In 2005, TEAC concluded that all Bishops in the Communion should be asked to sign up to four basic Principles* of Theological Education.  It is hoped that you feel able to take these principles back to your province and ask your Bishops to sign up to these fundamental principles.  (The Principles can also be found on the website.)  At the same time, TEAC was working on a series of Grids* appropriate to each of its Target Groups.   These are very simple to read.  Just look at the row across the top of the page and you will notice that the content of the boxes develops chronologically; for instance, in the case of the Laity, from before Baptism to mature adult discipleship.  Then look at the left-hand column down the page and you will find a series of themes; so, in the case of the Laity again, you will see that the first box (A1) in the left column is ‘Commitment’.  Now follow the boxes across the page (A2-A5) and you will see what it is hoped should be achieved by each stage.  These so-called ‘outcomes’ can be delivered in the most appropriate way for your own context – the method of delivery is for your own province or national church to decide.

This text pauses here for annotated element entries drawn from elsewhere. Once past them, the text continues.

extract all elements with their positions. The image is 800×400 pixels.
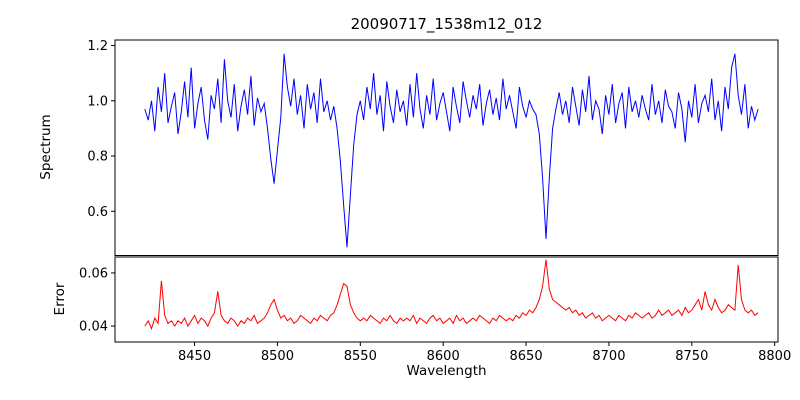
x-tick-label: 8600 [427, 349, 460, 364]
x-tick-label: 8800 [758, 349, 791, 364]
x-tick-label: 8700 [592, 349, 625, 364]
x-tick-label: 8500 [261, 349, 294, 364]
x-tick-label: 8550 [344, 349, 377, 364]
y-tick-label: 0.8 [87, 150, 108, 165]
spectrum-line [144, 53, 759, 248]
y-tick-label: 1.2 [87, 39, 108, 54]
spectrum-axes-spine [114, 39, 779, 256]
y-tick-label: 0.04 [79, 320, 108, 335]
x-tick-label: 8650 [510, 349, 543, 364]
xlabel: Wavelength [406, 363, 487, 379]
ylabel-spectrum: Spectrum [38, 114, 54, 180]
error-axes-spine [114, 256, 779, 343]
y-tick-label: 1.0 [87, 94, 108, 109]
x-tick-label: 8750 [675, 349, 708, 364]
error-line [144, 259, 759, 331]
ylabel-error: Error [52, 282, 68, 316]
y-tick-label: 0.6 [87, 205, 108, 220]
chart-title: 20090717_1538m12_012 [350, 15, 543, 33]
x-tick-label: 8450 [178, 349, 211, 364]
y-tick-label: 0.06 [79, 266, 108, 281]
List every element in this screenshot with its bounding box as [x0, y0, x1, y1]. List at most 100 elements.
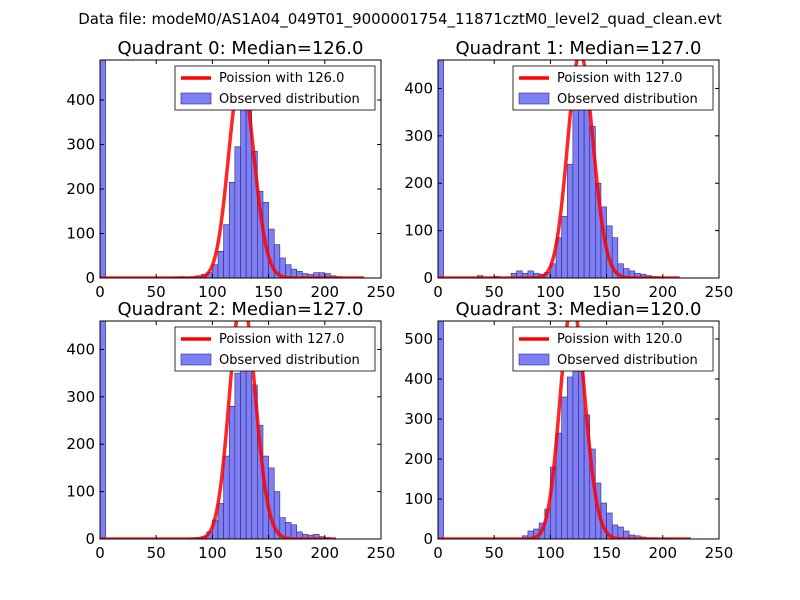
x-tick-label: 50 — [147, 283, 166, 301]
subplot-title: Quadrant 3: Median=120.0 — [456, 299, 702, 320]
histogram-bar — [438, 60, 444, 278]
y-tick-label: 300 — [404, 410, 433, 428]
axes-frame — [99, 59, 382, 279]
x-tick-label: 250 — [705, 283, 734, 301]
x-tick-label: 200 — [648, 544, 677, 562]
figure-suptitle: Data file: modeM0/AS1A04_049T01_90000017… — [78, 10, 722, 29]
y-tick-label: 100 — [66, 225, 95, 243]
histogram-bar — [566, 376, 574, 539]
x-tick-label: 150 — [592, 544, 621, 562]
x-tick-label: 50 — [485, 544, 504, 562]
y-tick-label: 200 — [404, 174, 433, 192]
x-tick-label: 50 — [147, 544, 166, 562]
subplot-title: Quadrant 0: Median=126.0 — [118, 38, 364, 59]
y-tick-label: 0 — [85, 269, 95, 287]
y-tick-label: 400 — [404, 370, 433, 388]
legend-bar-label: Observed distribution — [219, 353, 360, 368]
subplot-grid: Quadrant 0: Median=126.0 0 50 100 150 200 250 0… — [66, 38, 733, 562]
x-tick-label: 100 — [536, 544, 565, 562]
histogram-bar — [561, 396, 568, 539]
y-tick-label: 100 — [404, 490, 433, 508]
legend: Poission with 120.0 Observed distribution — [512, 326, 714, 372]
axes-frame — [437, 320, 720, 540]
x-tick-label: 200 — [648, 283, 677, 301]
x-tick-label: 50 — [485, 283, 504, 301]
y-tick-label: 400 — [66, 91, 95, 109]
legend: Poission with 126.0 Observed distribution — [174, 65, 376, 111]
x-tick-label: 250 — [367, 283, 396, 301]
legend-line-label: Poission with 126.0 — [219, 71, 344, 86]
legend: Poission with 127.0 Observed distribution — [174, 326, 376, 372]
histogram-bar — [561, 216, 568, 278]
y-tick-label: 0 — [423, 530, 433, 548]
y-tick-label: 300 — [66, 388, 95, 406]
x-tick-label: 250 — [367, 544, 396, 562]
subplot-title: Quadrant 2: Median=127.0 — [118, 299, 364, 320]
histogram-bar — [245, 358, 253, 539]
y-tick-label: 400 — [404, 79, 433, 97]
histogram-bar — [572, 109, 579, 278]
x-tick-label: 0 — [95, 283, 105, 301]
y-tick-label: 300 — [66, 136, 95, 154]
poisson-curve — [100, 73, 365, 278]
histogram-bar — [100, 321, 106, 539]
x-tick-label: 0 — [433, 283, 443, 301]
y-tick-label: 200 — [66, 180, 95, 198]
x-tick-label: 200 — [310, 544, 339, 562]
x-tick-label: 100 — [198, 283, 227, 301]
y-tick-label: 200 — [66, 435, 95, 453]
histogram-bar — [217, 251, 224, 278]
histogram-bar — [438, 321, 444, 539]
histogram-bar — [578, 97, 585, 278]
legend-bar-label: Observed distribution — [219, 92, 360, 107]
x-tick-label: 150 — [592, 283, 621, 301]
x-tick-label: 150 — [254, 544, 283, 562]
histogram-bar — [228, 182, 236, 278]
histogram-bar — [273, 491, 281, 539]
y-tick-label: 300 — [404, 127, 433, 145]
legend-bar-swatch — [518, 353, 550, 366]
legend-line-label: Poission with 127.0 — [557, 71, 682, 86]
histogram-bar — [234, 146, 241, 278]
x-tick-label: 150 — [254, 283, 283, 301]
y-tick-label: 100 — [404, 222, 433, 240]
histogram-bar — [566, 163, 574, 278]
subplot-quadrant-0: Quadrant 0: Median=126.0 0 50 100 150 200 250 0… — [66, 38, 395, 301]
legend-bar-swatch — [518, 92, 550, 105]
y-tick-label: 400 — [66, 340, 95, 358]
axes-frame — [99, 320, 382, 540]
legend-line-label: Poission with 127.0 — [219, 332, 344, 347]
x-tick-label: 250 — [705, 544, 734, 562]
y-tick-label: 0 — [423, 269, 433, 287]
subplot-title: Quadrant 1: Median=127.0 — [456, 38, 702, 59]
histogram-bars — [100, 321, 331, 539]
x-tick-label: 100 — [536, 283, 565, 301]
histogram-bar — [223, 224, 230, 278]
y-tick-label: 100 — [66, 483, 95, 501]
y-tick-label: 200 — [404, 450, 433, 468]
legend-line-label: Poission with 120.0 — [557, 332, 682, 347]
y-tick-label: 500 — [404, 330, 433, 348]
histogram-bar — [100, 60, 106, 278]
subplot-quadrant-1: Quadrant 1: Median=127.0 0 50 100 150 200 250 0… — [404, 38, 733, 301]
histogram-bar — [228, 406, 236, 539]
x-tick-label: 100 — [198, 544, 227, 562]
legend-bar-label: Observed distribution — [557, 353, 698, 368]
y-tick-label: 0 — [85, 530, 95, 548]
x-tick-label: 200 — [310, 283, 339, 301]
subplot-quadrant-3: Quadrant 3: Median=120.0 0 50 100 150 200 250 0… — [404, 299, 733, 562]
subplot-quadrant-2: Quadrant 2: Median=127.0 0 50 100 150 200 250 0… — [66, 299, 396, 562]
x-tick-label: 0 — [433, 544, 443, 562]
histogram-bar — [572, 348, 579, 539]
histogram-bar — [611, 237, 619, 278]
histogram-bars — [438, 321, 675, 539]
histogram-bar — [290, 524, 297, 539]
axes-frame — [437, 59, 720, 279]
histogram-bar — [234, 372, 241, 539]
legend-bar-swatch — [180, 353, 212, 366]
legend-bar-swatch — [180, 92, 212, 105]
histogram-bar — [240, 93, 247, 278]
legend: Poission with 127.0 Observed distribution — [512, 65, 714, 111]
x-tick-label: 0 — [95, 544, 105, 562]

Thanks to generous donations, TEAC has been able to provide consignments of books on the subject of the Anglican Way* to a number of theological colleges or seminaries across the world.  We will be doing more intensive work on the Anglican Way when a consultation is held in Singapore during May 2007.  It is expected that the work TEAC is doing will be able to make a significant contribution to the Lambeth Conference in 2008.

All the TEAC papers referred to above and others may be found on the Anglican Communion website at   Please make free use of all of them.